Ce roman a également été finaliste de plusieurs prix :

 

Il a quelque chose de particulier pour être autant plébiscité mais il n’est pas exceptionnel pour recevoir un prix ?

Seuls les membres du jury ont la réponse. 😀

 

Je prends un billet pour la région des Grands Lacs, zone du Kapitikisapiang en République Libre et Démocratique de Cocagnie. Une zone qui fait penser à la République Démocratique du Congo vu ses atouts naturels…

Cette zone est devenue par la force des choses le nombril incontesté de la misère nègre sous les tropiques. Un conflit meurtrier est né, conséquence d’un mouvement rebelle mené par le général Mokomboso avec de bonnes intentions au départ : faire cesser la dictature du président.

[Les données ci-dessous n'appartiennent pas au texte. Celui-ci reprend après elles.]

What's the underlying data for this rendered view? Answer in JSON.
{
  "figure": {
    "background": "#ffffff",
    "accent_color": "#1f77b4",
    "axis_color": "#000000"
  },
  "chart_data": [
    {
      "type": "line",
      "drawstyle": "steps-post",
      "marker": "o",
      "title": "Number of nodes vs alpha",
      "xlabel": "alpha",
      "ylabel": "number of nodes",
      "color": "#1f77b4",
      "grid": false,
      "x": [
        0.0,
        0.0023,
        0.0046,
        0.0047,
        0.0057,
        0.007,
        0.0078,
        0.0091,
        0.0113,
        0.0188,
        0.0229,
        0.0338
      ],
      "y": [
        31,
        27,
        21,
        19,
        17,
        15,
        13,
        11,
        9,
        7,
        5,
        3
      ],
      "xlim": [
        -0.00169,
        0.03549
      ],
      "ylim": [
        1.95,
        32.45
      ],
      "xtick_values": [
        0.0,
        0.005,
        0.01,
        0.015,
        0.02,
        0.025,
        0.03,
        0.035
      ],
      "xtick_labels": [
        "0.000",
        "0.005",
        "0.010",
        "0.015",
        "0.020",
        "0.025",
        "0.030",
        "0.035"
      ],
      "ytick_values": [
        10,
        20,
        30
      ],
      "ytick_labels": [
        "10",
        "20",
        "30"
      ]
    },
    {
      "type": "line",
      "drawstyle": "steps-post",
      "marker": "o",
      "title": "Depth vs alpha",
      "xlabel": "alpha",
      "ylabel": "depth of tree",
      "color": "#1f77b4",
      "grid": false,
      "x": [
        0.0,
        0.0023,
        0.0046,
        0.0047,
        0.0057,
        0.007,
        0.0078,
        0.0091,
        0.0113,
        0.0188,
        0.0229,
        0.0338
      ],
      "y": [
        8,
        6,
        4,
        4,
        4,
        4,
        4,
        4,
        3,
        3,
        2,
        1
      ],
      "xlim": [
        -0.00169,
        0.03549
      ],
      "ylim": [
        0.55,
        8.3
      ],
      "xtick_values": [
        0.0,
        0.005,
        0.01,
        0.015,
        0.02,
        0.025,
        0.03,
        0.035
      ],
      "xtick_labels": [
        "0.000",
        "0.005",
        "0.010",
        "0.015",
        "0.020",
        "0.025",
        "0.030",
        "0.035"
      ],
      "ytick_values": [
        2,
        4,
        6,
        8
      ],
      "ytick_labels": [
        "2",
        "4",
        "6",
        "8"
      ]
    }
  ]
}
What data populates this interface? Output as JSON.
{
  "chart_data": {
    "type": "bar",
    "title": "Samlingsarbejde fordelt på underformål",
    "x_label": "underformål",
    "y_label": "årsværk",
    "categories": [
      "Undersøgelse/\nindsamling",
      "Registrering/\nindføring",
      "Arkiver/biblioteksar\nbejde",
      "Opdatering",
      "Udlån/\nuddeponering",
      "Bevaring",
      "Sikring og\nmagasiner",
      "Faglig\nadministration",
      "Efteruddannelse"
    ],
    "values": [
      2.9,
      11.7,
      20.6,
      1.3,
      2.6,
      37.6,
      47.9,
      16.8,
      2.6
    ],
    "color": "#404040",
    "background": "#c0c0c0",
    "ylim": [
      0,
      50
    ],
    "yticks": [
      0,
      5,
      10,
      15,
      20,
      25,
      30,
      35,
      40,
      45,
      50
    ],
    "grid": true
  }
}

Ce mouvement qui avait été salué par le peuple a sombré dans un précipice sans fond. La faute à un homme qui prend plaisir à faire la guerre. Il a détourné le mouvement et créé un chaos où les femmes vont devenir des butins. Le viol devient une arme de guerre.

Véronique Quesnel, cinéaste va s’intéresser au destin mutilé de ces femmes, en faire un documentaire qui sera récompensé par un Oscar.

La canadienne est saluée par le monde entier. On admire son courage. Grâce à elle, des gens aux USA, en Europe connaissent l’existence de ce pays et de ce conflit abominable.

Le général Rastadamus, le caporal-chef Fourmi Rouge et Petit Che ne lui vouent aucun culte. Ils la détestent car aux yeux du monde, elle leur a donné le visage des meurtriers. Elle les a surtout bernés et a également berné le lecteur lorsqu’on découvre ce qui se cache derrière ce documentaire.

Sans capote ni kalachnikov est un roman à lire lentement, à l’endroit comme à l’envers pour saisir chaque instant d’ironie, de voyeurisme, d’impuissance, de contestation, de mensonges; chaque moment d’ego charité pour continuer à être après avoir été, de sacrifice pour caresser le soleil de la gloire.

 

 

Blaise Ndala a une plume mordante que j’ai découverte avec plaisir. Il nous interroge sur notre identité, le sens de notre charité à travers le joueur Rex Mobeti, enfant du pays qui devenu footballeur a pris la nationalité française, n’a jamais voulu se prononcer  sur le conflit qu’a traversé le pays. Après des années de multiples déconvenues, il se tourne enfin vers son pays.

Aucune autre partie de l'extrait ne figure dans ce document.